La incorporación masiva de jóvenes a militar y su participación en cargos demuestra crecimiento cuantitativo. Falta un fuerte trabajo de formación y de templanza. Grandes ilusiones, si no son conducidas adecuadamente desde lo político, pueden devenir en grandes frustraciones.

En materia social, la Asignación Universal por Hijo, considerada por la Organización Internacional del Trabajo como "una de las políticas que más consenso ha tenido en el país en las últimas décadas", marca el pulso del modelo inclusivo. Junto a otras medidas, desde la asignación a embarazadas a las netbooks en los colegios, posibilitó mayor dignidad de construcción ciudadana y acceso a la sociedad del conocimiento.

Lo científico tecnológico tuvo en el CONICET, con los trabajos de los científicos repatriados, los avances en materias de comunicación, la muestra de Tecnópolis, y el refuerzo financiero a las investigaciones, un puntal.

La disputa por el relato fue, y será, clave.
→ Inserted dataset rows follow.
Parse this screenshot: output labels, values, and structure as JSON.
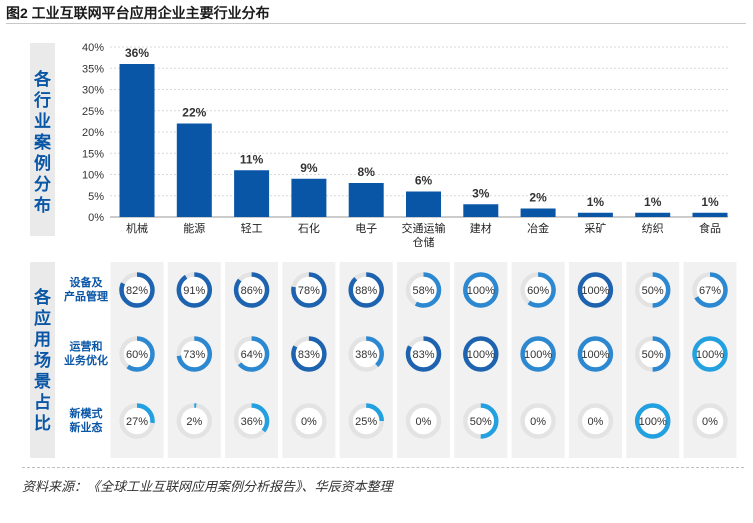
{
  "title": "图2 工业互联网平台应用企业主要行业分布",
  "source": "资料来源：《全球工业互联网应用案例分析报告》、华辰资本整理",
  "colors": {
    "bar": "#0a56a6",
    "donut_dark": "#1e63b0",
    "donut_light": "#22a0e0",
    "donut_track": "#e3e3e3",
    "panel": "#eaeaea",
    "label_blue": "#0a56a6"
  },
  "chart_data": [
    {
      "type": "bar",
      "side_label": "各行业案例分布",
      "categories": [
        "机械",
        "能源",
        "轻工",
        "石化",
        "电子",
        "交通运输仓储",
        "建材",
        "冶金",
        "采矿",
        "纺织",
        "食品"
      ],
      "values": [
        36,
        22,
        11,
        9,
        8,
        6,
        3,
        2,
        1,
        1,
        1
      ],
      "value_labels": [
        "36%",
        "22%",
        "11%",
        "9%",
        "8%",
        "6%",
        "3%",
        "2%",
        "1%",
        "1%",
        "1%"
      ],
      "y_ticks": [
        "0%",
        "5%",
        "10%",
        "15%",
        "20%",
        "25%",
        "30%",
        "35%",
        "40%"
      ],
      "ylim": [
        0,
        40
      ],
      "grid": true
    },
    {
      "type": "donut-matrix",
      "side_label": "各应用场景占比",
      "categories": [
        "机械",
        "能源",
        "轻工",
        "石化",
        "电子",
        "交通运输仓储",
        "建材",
        "冶金",
        "采矿",
        "纺织",
        "食品"
      ],
      "rows": [
        {
          "name": "设备及产品管理",
          "name_lines": [
            "设备及",
            "产品管理"
          ],
          "values": [
            82,
            91,
            86,
            78,
            88,
            58,
            100,
            60,
            100,
            50,
            67
          ],
          "labels": [
            "82%",
            "91%",
            "86%",
            "78%",
            "88%",
            "58%",
            "100%",
            "60%",
            "100%",
            "50%",
            "67%"
          ],
          "styles": [
            "dark",
            "dark",
            "dark",
            "dark",
            "dark",
            "light",
            "light",
            "light",
            "dark",
            "light",
            "light"
          ]
        },
        {
          "name": "运营和业务优化",
          "name_lines": [
            "运营和",
            "业务优化"
          ],
          "values": [
            60,
            73,
            64,
            83,
            38,
            83,
            100,
            100,
            100,
            50,
            100
          ],
          "labels": [
            "60%",
            "73%",
            "64%",
            "83%",
            "38%",
            "83%",
            "100%",
            "100%",
            "100%",
            "50%",
            "100%"
          ],
          "styles": [
            "light",
            "light",
            "light",
            "dark",
            "light",
            "dark",
            "dark",
            "light",
            "light",
            "light",
            "cyan"
          ]
        },
        {
          "name": "新模式新业态",
          "name_lines": [
            "新模式",
            "新业态"
          ],
          "values": [
            27,
            2,
            36,
            0,
            25,
            0,
            50,
            0,
            0,
            100,
            0
          ],
          "labels": [
            "27%",
            "2%",
            "36%",
            "0%",
            "25%",
            "0%",
            "50%",
            "0%",
            "0%",
            "100%",
            "0%"
          ],
          "styles": [
            "cyan",
            "cyan",
            "cyan",
            "cyan",
            "cyan",
            "cyan",
            "cyan",
            "cyan",
            "cyan",
            "cyan",
            "cyan"
          ]
        }
      ]
    }
  ]
}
Sea en las tensiones con los multimedios, la Ley de Servicios de Comunicación Audiovisual, el tema de Papel Prensa, la injerencia del Estado en el manejo de los insumos de los diarios, la proliferación de medios contrahegemónicos y hasta en los chispazos mediáticos, sea el debate Sarlo–6,7,8 y por la creación del Instituto Nacional Manuel Dorrego, marcarán el pulso del año que viene.

Si la política es en tanto política exterior, tal como afirmó Perón, la Argentina tuvo un rol preponderante. Foros internacionales, reafirmación del Mercosur, Unasur y la creación de la Comunidad de Estados Latinoamericanos y Caribeños (CELAC) marcaron nuestra impronta. También replantear alianzas con China, India y la Federación Rusa, y afianzarnos con Brasil, donde la lógica en bloque nos permitirá crecer en exportaciones e inversiones.
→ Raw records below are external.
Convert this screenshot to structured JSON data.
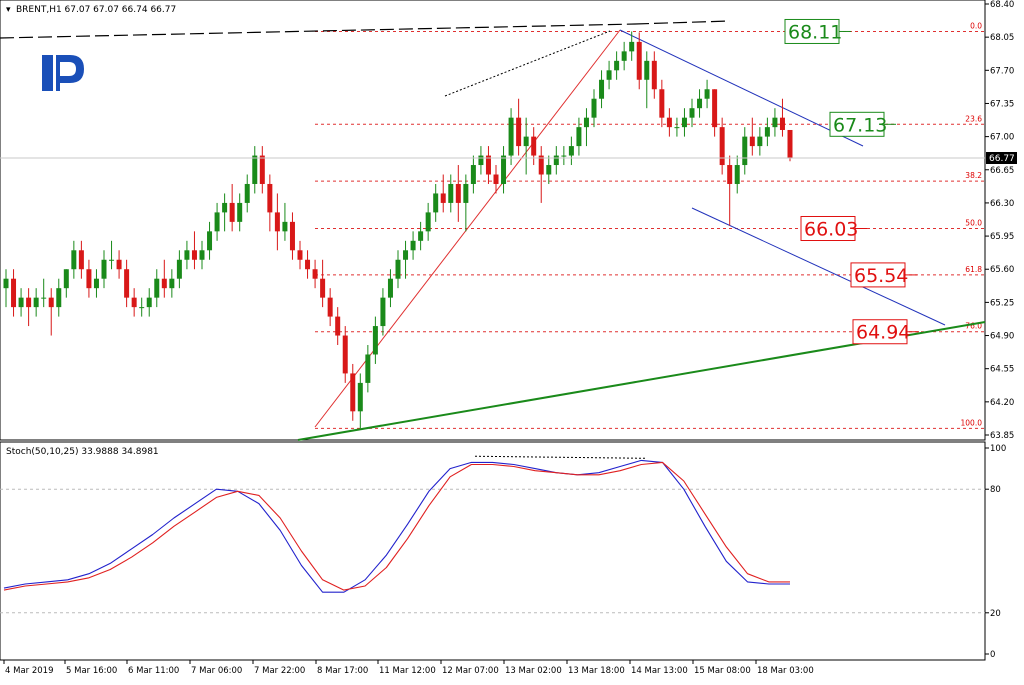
{
  "chart_data": [
    {
      "type": "candlestick",
      "symbol_header": "BRENT,H1  67.07 67.07 66.74 66.77",
      "ohlc": {
        "open": 67.07,
        "high": 67.07,
        "low": 66.74,
        "close": 66.77
      },
      "current_price": "66.77",
      "ylim": [
        63.85,
        68.4
      ],
      "y_ticks": [
        "68.40",
        "68.05",
        "67.70",
        "67.35",
        "67.00",
        "66.65",
        "66.30",
        "65.95",
        "65.60",
        "65.25",
        "64.90",
        "64.55",
        "64.20",
        "63.85"
      ],
      "x_ticks": [
        "4 Mar 2019",
        "5 Mar 16:00",
        "6 Mar 11:00",
        "7 Mar 06:00",
        "7 Mar 22:00",
        "8 Mar 17:00",
        "11 Mar 12:00",
        "12 Mar 07:00",
        "13 Mar 02:00",
        "13 Mar 18:00",
        "14 Mar 13:00",
        "15 Mar 08:00",
        "18 Mar 03:00"
      ],
      "fibonacci_levels": [
        {
          "label": "0.0",
          "price": 68.11
        },
        {
          "label": "23.6",
          "price": 67.13
        },
        {
          "label": "38.2",
          "price": 66.53
        },
        {
          "label": "50.0",
          "price": 66.03
        },
        {
          "label": "61.8",
          "price": 65.54
        },
        {
          "label": "76.0",
          "price": 64.94
        },
        {
          "label": "100.0",
          "price": 63.92
        }
      ],
      "price_boxes": [
        {
          "text": "68.11",
          "color": "#1a8a1a"
        },
        {
          "text": "67.13",
          "color": "#1a8a1a"
        },
        {
          "text": "66.03",
          "color": "#e01010"
        },
        {
          "text": "65.54",
          "color": "#e01010"
        },
        {
          "text": "64.94",
          "color": "#e01010"
        }
      ],
      "candles": [
        [
          65.4,
          65.6,
          65.2,
          65.5
        ],
        [
          65.5,
          65.6,
          65.1,
          65.2
        ],
        [
          65.2,
          65.4,
          65.1,
          65.3
        ],
        [
          65.3,
          65.4,
          65.0,
          65.2
        ],
        [
          65.2,
          65.4,
          65.1,
          65.3
        ],
        [
          65.3,
          65.5,
          65.2,
          65.3
        ],
        [
          65.3,
          65.4,
          64.9,
          65.2
        ],
        [
          65.2,
          65.5,
          65.1,
          65.4
        ],
        [
          65.4,
          65.6,
          65.3,
          65.6
        ],
        [
          65.6,
          65.9,
          65.5,
          65.8
        ],
        [
          65.8,
          65.9,
          65.5,
          65.6
        ],
        [
          65.6,
          65.7,
          65.3,
          65.4
        ],
        [
          65.4,
          65.6,
          65.3,
          65.5
        ],
        [
          65.5,
          65.8,
          65.4,
          65.7
        ],
        [
          65.7,
          65.9,
          65.6,
          65.7
        ],
        [
          65.7,
          65.8,
          65.5,
          65.6
        ],
        [
          65.6,
          65.7,
          65.2,
          65.3
        ],
        [
          65.3,
          65.4,
          65.1,
          65.2
        ],
        [
          65.2,
          65.3,
          65.1,
          65.2
        ],
        [
          65.2,
          65.4,
          65.1,
          65.3
        ],
        [
          65.3,
          65.6,
          65.2,
          65.5
        ],
        [
          65.5,
          65.7,
          65.3,
          65.4
        ],
        [
          65.4,
          65.6,
          65.3,
          65.5
        ],
        [
          65.5,
          65.8,
          65.4,
          65.7
        ],
        [
          65.7,
          65.9,
          65.6,
          65.8
        ],
        [
          65.8,
          66.0,
          65.6,
          65.7
        ],
        [
          65.7,
          65.9,
          65.6,
          65.8
        ],
        [
          65.8,
          66.1,
          65.7,
          66.0
        ],
        [
          66.0,
          66.3,
          65.9,
          66.2
        ],
        [
          66.2,
          66.4,
          66.0,
          66.3
        ],
        [
          66.3,
          66.5,
          66.0,
          66.1
        ],
        [
          66.1,
          66.4,
          66.0,
          66.3
        ],
        [
          66.3,
          66.6,
          66.2,
          66.5
        ],
        [
          66.5,
          66.9,
          66.4,
          66.8
        ],
        [
          66.8,
          66.9,
          66.4,
          66.5
        ],
        [
          66.5,
          66.6,
          66.0,
          66.2
        ],
        [
          66.2,
          66.4,
          65.8,
          66.0
        ],
        [
          66.0,
          66.3,
          65.9,
          66.1
        ],
        [
          66.1,
          66.2,
          65.7,
          65.8
        ],
        [
          65.8,
          65.9,
          65.6,
          65.7
        ],
        [
          65.7,
          65.8,
          65.5,
          65.6
        ],
        [
          65.6,
          65.7,
          65.4,
          65.5
        ],
        [
          65.5,
          65.7,
          65.2,
          65.3
        ],
        [
          65.3,
          65.4,
          65.0,
          65.1
        ],
        [
          65.1,
          65.2,
          64.8,
          64.9
        ],
        [
          64.9,
          65.0,
          64.4,
          64.5
        ],
        [
          64.5,
          64.6,
          64.0,
          64.1
        ],
        [
          64.1,
          64.5,
          63.92,
          64.4
        ],
        [
          64.4,
          64.8,
          64.3,
          64.7
        ],
        [
          64.7,
          65.1,
          64.6,
          65.0
        ],
        [
          65.0,
          65.4,
          64.9,
          65.3
        ],
        [
          65.3,
          65.6,
          65.2,
          65.5
        ],
        [
          65.5,
          65.8,
          65.4,
          65.7
        ],
        [
          65.7,
          65.9,
          65.5,
          65.8
        ],
        [
          65.8,
          66.0,
          65.7,
          65.9
        ],
        [
          65.9,
          66.1,
          65.8,
          66.0
        ],
        [
          66.0,
          66.3,
          65.9,
          66.2
        ],
        [
          66.2,
          66.5,
          66.1,
          66.4
        ],
        [
          66.4,
          66.6,
          66.2,
          66.3
        ],
        [
          66.3,
          66.6,
          66.2,
          66.5
        ],
        [
          66.5,
          66.7,
          66.1,
          66.3
        ],
        [
          66.3,
          66.6,
          66.0,
          66.5
        ],
        [
          66.5,
          66.8,
          66.4,
          66.7
        ],
        [
          66.7,
          66.9,
          66.6,
          66.8
        ],
        [
          66.8,
          66.9,
          66.5,
          66.6
        ],
        [
          66.6,
          66.7,
          66.4,
          66.5
        ],
        [
          66.5,
          66.9,
          66.4,
          66.8
        ],
        [
          66.8,
          67.3,
          66.7,
          67.2
        ],
        [
          67.2,
          67.4,
          66.8,
          66.9
        ],
        [
          66.9,
          67.2,
          66.6,
          67.0
        ],
        [
          67.0,
          67.1,
          66.7,
          66.8
        ],
        [
          66.8,
          66.9,
          66.3,
          66.6
        ],
        [
          66.6,
          66.8,
          66.5,
          66.7
        ],
        [
          66.7,
          66.9,
          66.6,
          66.8
        ],
        [
          66.8,
          66.9,
          66.7,
          66.8
        ],
        [
          66.8,
          67.0,
          66.7,
          66.9
        ],
        [
          66.9,
          67.2,
          66.8,
          67.1
        ],
        [
          67.1,
          67.3,
          66.9,
          67.2
        ],
        [
          67.2,
          67.5,
          67.1,
          67.4
        ],
        [
          67.4,
          67.7,
          67.3,
          67.6
        ],
        [
          67.6,
          67.8,
          67.5,
          67.7
        ],
        [
          67.7,
          67.9,
          67.6,
          67.8
        ],
        [
          67.8,
          68.0,
          67.7,
          67.9
        ],
        [
          67.9,
          68.11,
          67.8,
          68.0
        ],
        [
          68.0,
          68.1,
          67.5,
          67.6
        ],
        [
          67.6,
          67.9,
          67.3,
          67.8
        ],
        [
          67.8,
          67.9,
          67.4,
          67.5
        ],
        [
          67.5,
          67.6,
          67.1,
          67.2
        ],
        [
          67.2,
          67.3,
          67.0,
          67.1
        ],
        [
          67.1,
          67.2,
          67.0,
          67.1
        ],
        [
          67.1,
          67.3,
          67.0,
          67.2
        ],
        [
          67.2,
          67.4,
          67.1,
          67.3
        ],
        [
          67.3,
          67.5,
          67.2,
          67.4
        ],
        [
          67.4,
          67.6,
          67.3,
          67.5
        ],
        [
          67.5,
          67.5,
          67.0,
          67.1
        ],
        [
          67.1,
          67.2,
          66.6,
          66.7
        ],
        [
          66.7,
          66.8,
          66.06,
          66.5
        ],
        [
          66.5,
          66.8,
          66.4,
          66.7
        ],
        [
          66.7,
          67.1,
          66.6,
          67.0
        ],
        [
          67.0,
          67.2,
          66.8,
          66.9
        ],
        [
          66.9,
          67.1,
          66.8,
          67.0
        ],
        [
          67.0,
          67.2,
          66.9,
          67.1
        ],
        [
          67.1,
          67.3,
          67.0,
          67.2
        ],
        [
          67.2,
          67.4,
          67.0,
          67.07
        ],
        [
          67.07,
          67.07,
          66.74,
          66.77
        ]
      ]
    },
    {
      "type": "line",
      "header": "Stoch(50,10,25) 33.9888 34.8981",
      "ylim": [
        0,
        100
      ],
      "y_ticks": [
        "100",
        "80",
        "20",
        "0"
      ],
      "series": [
        {
          "color": "#2222cc",
          "values": [
            32,
            34,
            35,
            36,
            39,
            44,
            51,
            58,
            66,
            73,
            80,
            79,
            73,
            60,
            43,
            30,
            30,
            36,
            48,
            63,
            79,
            90,
            93,
            93,
            92,
            90,
            88,
            87,
            88,
            91,
            94,
            93,
            80,
            62,
            45,
            35,
            34,
            34
          ]
        },
        {
          "color": "#e02020",
          "values": [
            31,
            33,
            34,
            35,
            37,
            41,
            47,
            54,
            62,
            69,
            76,
            79,
            77,
            66,
            50,
            36,
            31,
            33,
            42,
            56,
            72,
            86,
            92,
            92,
            91,
            89,
            88,
            87,
            87,
            89,
            92,
            93,
            84,
            68,
            52,
            39,
            35,
            35
          ]
        }
      ]
    }
  ]
}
Lo económico ocupó un lugar relevante por la crisis financiera internacional, donde Europa y los Estados Unidos son los más afectados. Con la fortaleza que se tiene por el ejercicio de políticas públicas activas los efectos se sintieron atenuados, pero se sintieron.

Un replanteo de la relación empresariado y sindicalismo se avizora. Apoyarse en sectores industrialistas y metal-mecánicos marcará la relación que el gobierno debe afianzar.
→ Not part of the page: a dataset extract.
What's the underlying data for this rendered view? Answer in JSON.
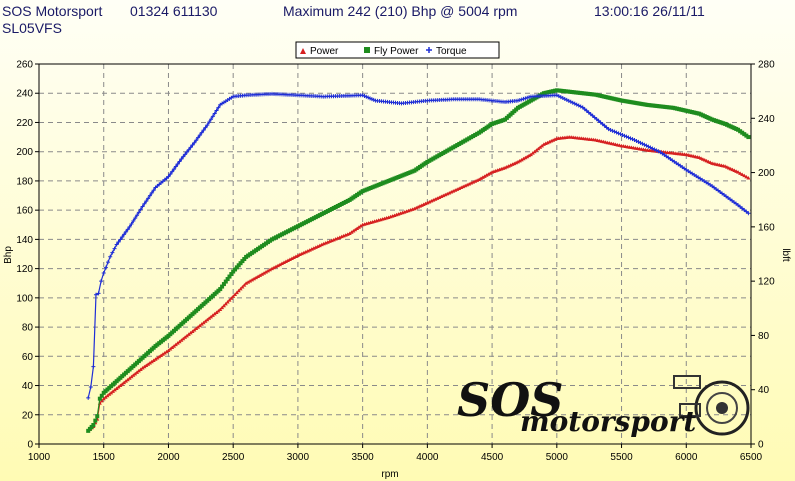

Finalmente, toda crisis presenta oportunidades. Tras la operación y recuperación de la presidenta, el paso siguiente sería sustentar la adhesión a Cristina, desprovista de adulación, en un hecho de pospopulismo.

Vacuo es pedir lo ideal cuando la realidad se impone. Y la realidad es buscar la institucionalización del modelo. Desafío de 2012, para mantener un proyecto nacional con participación real.